Establishment of a triple co-culture of Caco-2, HT29-MTX-E12 cells combined with activated dendritic cells. (A) Schematic overview of study design in chronological order. (B) Concentrations of IL-6 and (C) IL-12p40 in DC supernatant after activation with 10 ng/mL LPS for 24 h ∗∗p < 0.01. (D) Schematic overview of the Caco-2 and HT29-MTX-E12 co-culture grown in a 3:1 ratio on cell culture inserts with a mucus layer on top.
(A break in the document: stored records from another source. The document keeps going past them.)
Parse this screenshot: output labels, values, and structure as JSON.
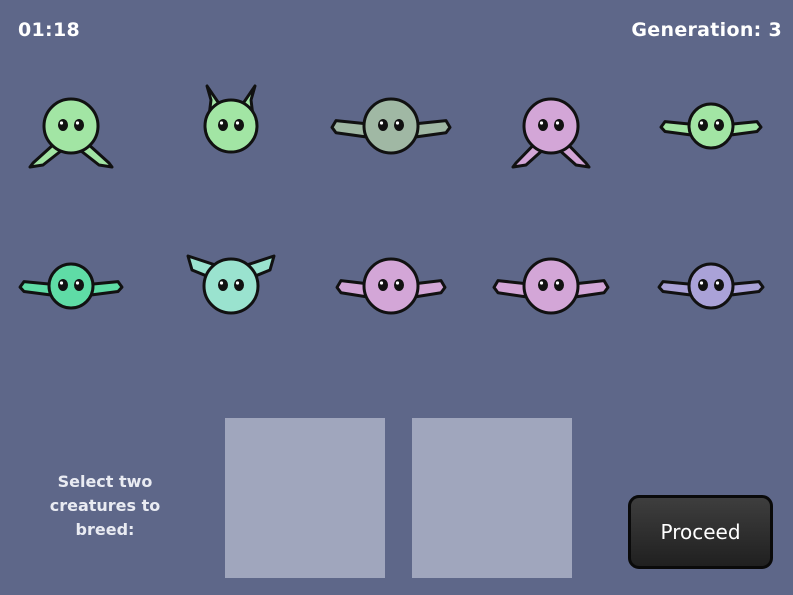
{
  "hud": {
    "timer": "01:18",
    "generation": "Generation: 3"
  },
  "prompt": "Select two creatures to breed:",
  "proceed_label": "Proceed",
  "creatures": [
    {
      "color": "#a2e5a4",
      "appendage": "legs-down"
    },
    {
      "color": "#a2e5a4",
      "appendage": "ears-up"
    },
    {
      "color": "#a0b8a4",
      "appendage": "wings-side"
    },
    {
      "color": "#d3a6d7",
      "appendage": "legs-down"
    },
    {
      "color": "#a2e5a4",
      "appendage": "wings-side"
    },
    {
      "color": "#5fdca6",
      "appendage": "wings-side"
    },
    {
      "color": "#9ae3cf",
      "appendage": "ears-up"
    },
    {
      "color": "#d3a6d7",
      "appendage": "wings-side"
    },
    {
      "color": "#d3a6d7",
      "appendage": "wings-side"
    },
    {
      "color": "#aaa2d8",
      "appendage": "wings-side"
    }
  ],
  "breeding_slots": [
    {
      "filled": false
    },
    {
      "filled": false
    }
  ]
}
Activated DCs are in the basolateral compartment. (E) TEER measurements of Caco-2 and HT29-MTX-E12 culture at 24 and 48 h. TEER values are expressed as percentage of the initial value. First bar pair: control cells without DCs, second bar pair: control cells with 10 ng/mL LPS in the basolateral compartment, third bar pair: cells combined with activated DCs. Statistical differences were determined using a one-way analysis of variance (ANOVA) followed by a Bonferroni post hoc test. ap < 0.001 at T = 24 h compared to condition with activated DCs. bp < 0.001 at T = 48 h compared to condition without DCs, but with basolateral LPS. cp < 0.0001 at T = 48 h compared to condition with activated DCs. dp < 0.05 at T = 48 h compared to condition with activated DCs. ∗∗∗∗p < 0.0001. Data are derived from 3 independent biological replicates.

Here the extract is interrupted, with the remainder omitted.